Happy Ending - Features

Features

A happy ending only requires that the main characters be all right. Millions of innocent background characters can die, but as long as the characters that the reader/viewer/audience cares about survive, it is still a happy ending. Roger Ebert comments ironically in his review of Roland Emmerich's The Day After Tomorrow; "Billions of people may have died, but at least the major characters have survived. Los Angeles is leveled by multiple tornadoes, New York is buried under ice and snow, the United Kingdom is flash-frozen, and lots of the Northern Hemisphere is wiped out for good measure. Thank god that Jack, Sam, Laura, Jason and Dr. Lucy Hall survive, along with Dr. Hall's little cancer patient."

Since the ending is the point at which a narrative ends, a "happy ending" is constructed in a way so as to imply that, after the conclusion of the narrative, the lives of all the "good" characters will be filled with happiness and that any unpleasantness they encounter will be negligible. However, as is often demonstrated through the creation of sequels, it is conceivable that the characters' happiness will be ruined after the "curtain falls." (Alien 3 begins with the revelation that most of the survivors of Aliens had died.) This means that a storyteller can create a happy ending to a sad story (or vice-versa) merely by ending the story before a horrible tragedy occurs or, if the tragedy is reversible, by continuing the story on after its original end so that the characters can overcome it. Either way, the "ending" is changed without altering the story's canon.

In the modern world, happy endings have sometimes been viewed as an American specialty, and the fact that the English-language words happy ending (or happy end) have been imported as-is into other languages make this point. In the 1928 Austrian operetta Die Herzogin von Chicago, the two lovers who are too proud to speak to one another are finally brought together by a Hollywood producer who explains that he plans to make a movie of their love story, but that he cannot until it has the required happy ending.

A preference for happy endings is manifest in various film adaptations of literary works where the original does not have such an ending. For example, Hans Christian Andersen's classic "The Little Mermaid" ends with a tragic, noble sacrifice in which the Mermaid must see her beloved Prince marry another girl—but in the Disney version, the Mermaid does get to marry her Prince and live with him happily ever after. A Disney sequel—obviously impossible for the Andersen original—centered on the daughter born of this marriage. Similarly, the original Truman Capote novella on which Breakfast at Tiffany's was based ended with Holly Golightly's going off to Brazil and disappearing from the protagonist's life—while in the film it was changed to her accepting the love he offered her and their famous kiss in the rain.

Some works of fiction, such as Kurt Weill and Bertolt Brecht's operetta The Threepenny Opera or F. W. Murnau's film The Last Laugh, have intentionally implausible happy endings. The P.D.Q. Bach opera The Stoned Guest originally ends with all of the cast strewn about dead on the stage (similar to the ending of Hamlet). However, as the residents of the town would be disappointed with such a gloomy conclusion, Bach is urged to rewrite the opera. Thus, he has all of the cast suddenly spring back to life with no explanation whatsoever and sing a piece entitled "Happy Ending!" (P.D.Q. Bach albums are satires created by musicologist Peter Schickele).

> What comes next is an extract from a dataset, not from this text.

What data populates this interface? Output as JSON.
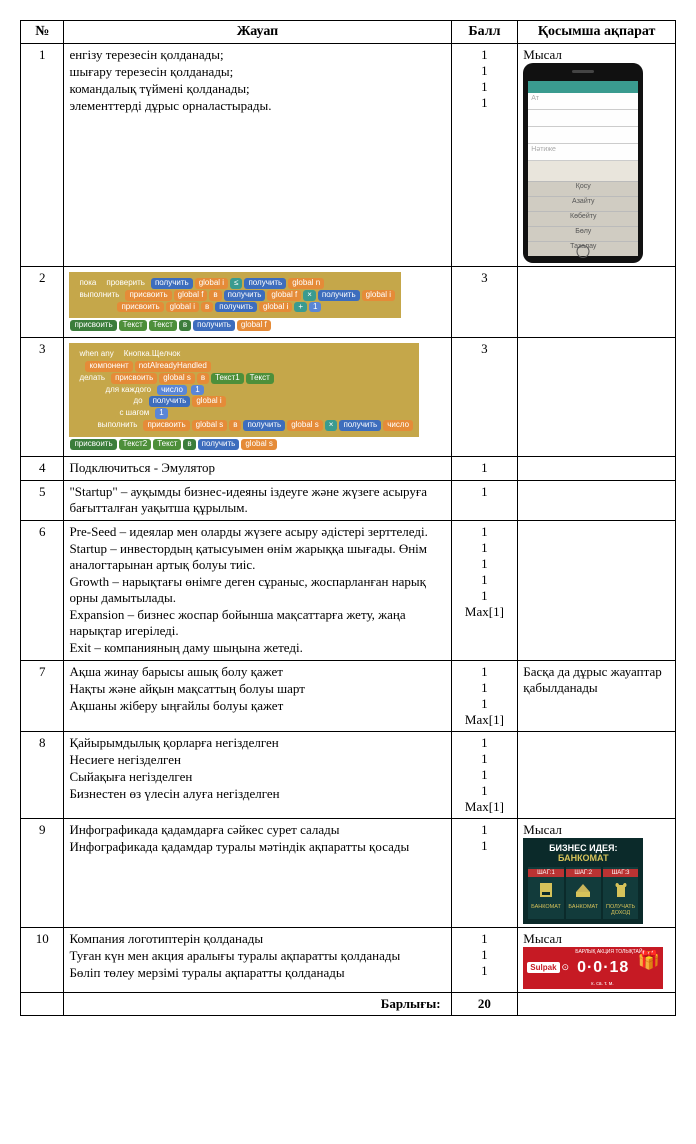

Robert A. Heinlein's science fiction novel Podkayne of Mars, as originally written in 1962, ended with the protagonist's death. However, the publisher refused to accept it and pressured Heinlein to change the ending and let her survive—which he did, though under a strong protest. In a letter to his literary agent, published only many years later, Heinlein wrote that revising the story was "like revising Romeo and Juliet to let the young lovers live happily ever after" and that "changing the end isn't real life, because in real life, not everything ends happily." The 1995 Baen Books edition includes both endings, as well as a collection of readers' essays giving their opinions about which ending is better. The issue is still hotly debated, nearly half a century after the book's publication (See Podkayne of Mars#Two versions of the ending).